Let's consider this bit of testimony from pastor Jason Woolever, who along with Emergent theologian Leonard Sweet, happens to be with the very liberal United Methodist Church.With all due respect to Apprising Ministries, this is a great example of a couple of things:
1) How The United Methodist Church is misperceived by those on the outside
2) How Christians are too quick to label other Christians as "lesser" without getting all the facts
First, let's consider how anyone would consider The United Methodist Church very liberal. The only legitimate reason they could possibly have from my point of view is the bad press that we have received over the debates concerning homosexuality. What outsiders fail to realize is that the pro-homosexuality Methodists are in the minority. This is why we continually reaffirm our historic stance that "homosexuality is incompatible with Christian teaching." Sure there are dissenters. But they are not the majority. And they have not effectively changed policy.
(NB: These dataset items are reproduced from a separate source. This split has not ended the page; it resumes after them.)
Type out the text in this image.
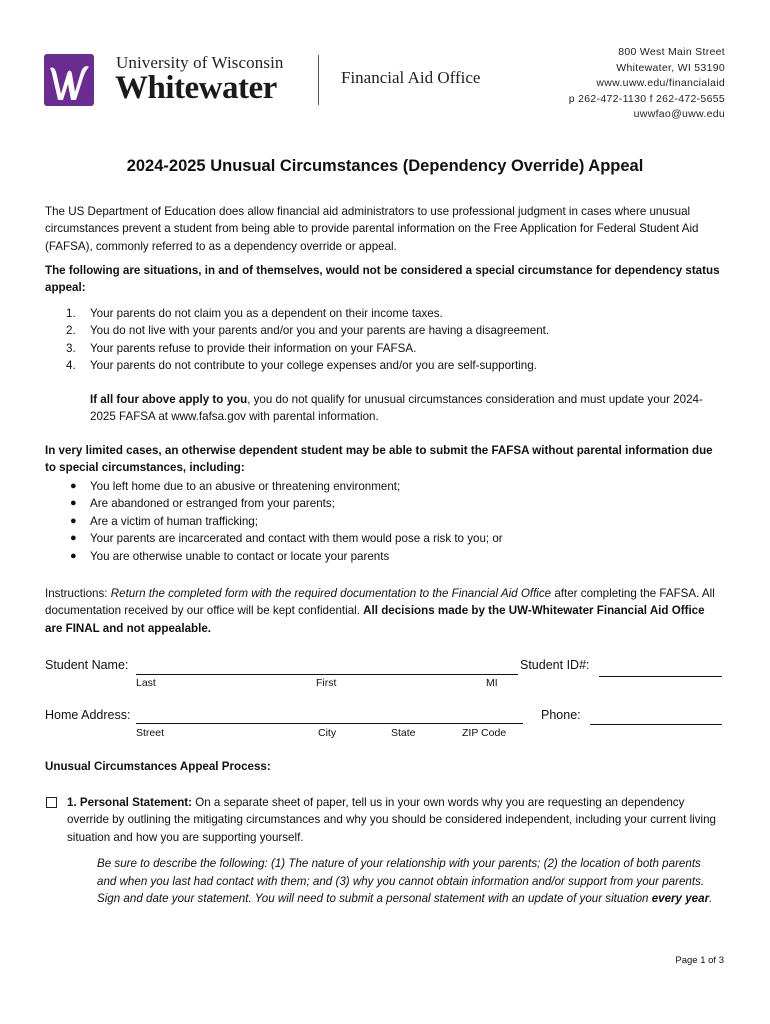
University of Wisconsin
Whitewater	Financial Aid Office
800 West Main Street
Whitewater, WI 53190
www.uww.edu/financialaid
p 262-472-1130 f 262-472-5655
uwwfao@uww.edu
2024-2025 Unusual Circumstances (Dependency Override) Appeal
The US Department of Education does allow financial aid administrators to use professional judgment in cases where unusual circumstances prevent a student from being able to provide parental information on the Free Application for Federal Student Aid (FAFSA), commonly referred to as a dependency override or appeal.
The following are situations, in and of themselves, would not be considered a special circumstance for dependency status appeal:
1. Your parents do not claim you as a dependent on their income taxes.
2. You do not live with your parents and/or you and your parents are having a disagreement.
3. Your parents refuse to provide their information on your FAFSA.
4. Your parents do not contribute to your college expenses and/or you are self-supporting.
If all four above apply to you, you do not qualify for unusual circumstances consideration and must update your 2024-2025 FAFSA at www.fafsa.gov with parental information.
In very limited cases, an otherwise dependent student may be able to submit the FAFSA without parental information due to special circumstances, including:
● You left home due to an abusive or threatening environment;
● Are abandoned or estranged from your parents;
● Are a victim of human trafficking;
● Your parents are incarcerated and contact with them would pose a risk to you; or
● You are otherwise unable to contact or locate your parents
Instructions: Return the completed form with the required documentation to the Financial Aid Office after completing the FAFSA. All documentation received by our office will be kept confidential. All decisions made by the UW-Whitewater Financial Aid Office are FINAL and not appealable.
Student Name:
Last	First	MI
Student ID#:
Home Address:
Street	City	State	ZIP Code
Phone:
Unusual Circumstances Appeal Process:
1. Personal Statement: On a separate sheet of paper, tell us in your own words why you are requesting an dependency override by outlining the mitigating circumstances and why you should be considered independent, including your current living situation and how you are supporting yourself.
Be sure to describe the following: (1) The nature of your relationship with your parents; (2) the location of both parents and when you last had contact with them; and (3) why you cannot obtain information and/or support from your parents. Sign and date your statement. You will need to submit a personal statement with an update of your situation every year.
Page 1 of 3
The only other reasons I could see why we are considered very liberal would be our acceptance of:
1) Infant baptism
2) Women in ministry
3) Inclusive language Bible translations
4) Non-autonomous local churches
As far as infant baptism goes, if folks don't support this practice, they should take it up with people like Martin Luther, John Calvin, John Wesley, J.I.Packer, R.C.Sproul, John Ortberg, none of whom could be considered very liberal.
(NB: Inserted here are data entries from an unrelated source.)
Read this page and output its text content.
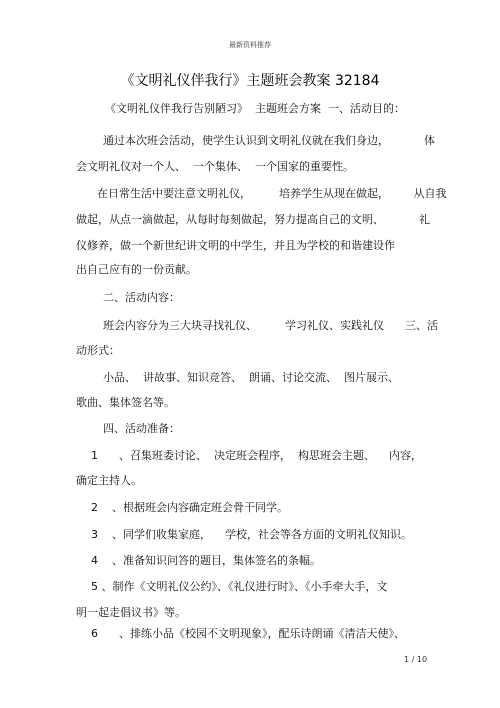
最新资料推荐
《文明礼仪伴我行》主题班会教案 32184
《文明礼仪伴我行告别陋习》  主题班会方案  一、活动目的：
通过本次班会活动，使学生认识到文明礼仪就在我们身边，          体
会文明礼仪对一个人、  一个集体、  一个国家的重要性。
在日常生活中要注意文明礼仪，        培养学生从现在做起，       从自我
做起，从点一滴做起，从每时每刻做起，努力提高自己的文明、          礼
仪修养，做一个新世纪讲文明的中学生，并且为学校的和谐建设作
出自己应有的一份贡献。
二、活动内容：
班会内容分为三大块寻找礼仪、        学习礼仪、实践礼仪      三、活
动形式：
小品、  讲故事、知识竞答、  朗诵、讨论交流、  图片展示、
歌曲、集体签名等。
四、活动准备：
1      、召集班委讨论、  决定班会程序，  构思班会主题、    内容，
确定主持人。
2    、根据班会内容确定班会骨干同学。
3    、同学们收集家庭，    学校，社会等各方面的文明礼仪知识。
4    、准备知识问答的题目，集体签名的条幅。
5 、制作《文明礼仪公约》、《礼仪进行时》、《小手牵大手，文
明一起走倡议书》等。
6      、排练小品《校园不文明现象》，配乐诗朗诵《清洁天使》、
1 / 10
If folks don't support women in ministry, they could take it up with Bill Hybels, Jack Hayford (member of the Foursquare Pentecostal denomination, founded by Aimie Semple McPherson), or any number of Pentecostals or evangelicals.
If folks call anyone who uses inclusive language Bible translations liberal, they could take that up with Ted Haggard, Erwin McManus, John Stott, Stuart Briscoe, or any number of other evangelicals listed at the TNIV website as endorsers.
If folks think autonomous local churches are a sign of orthodoxy, they should consider that democracy is an American ideal, not a biblical one by any means. What's autonomous about Paul's instructions to Titus (1:5), "I left you behind in Crete for this reason, so that you should put in order what remained to be done, and should appoint elders in every town, as I directed you." What part of "you should appoint elders as I directed you" sounds autonomous? It's 100% top down.
The second thing that this introduction of me emphasized was how Christians are too quick to label other Christians as "lesser" without getting all the facts. As a solid orthodox evangelical, I am so confused when all mainline churches get lumped into the apostate church category. How are sweeping generalizations biblical? What part of our Confession of Faith is in any way liberal?
My plea is for all of us to quit adding anything to the gospel which causes us to judge or separate from one another. Sure, if someone denies the tenets of faith as spelled out in Apostle's Creed, he's a heretic. But it doesn't mean that everyone who grew up in the same block as him is a heretic!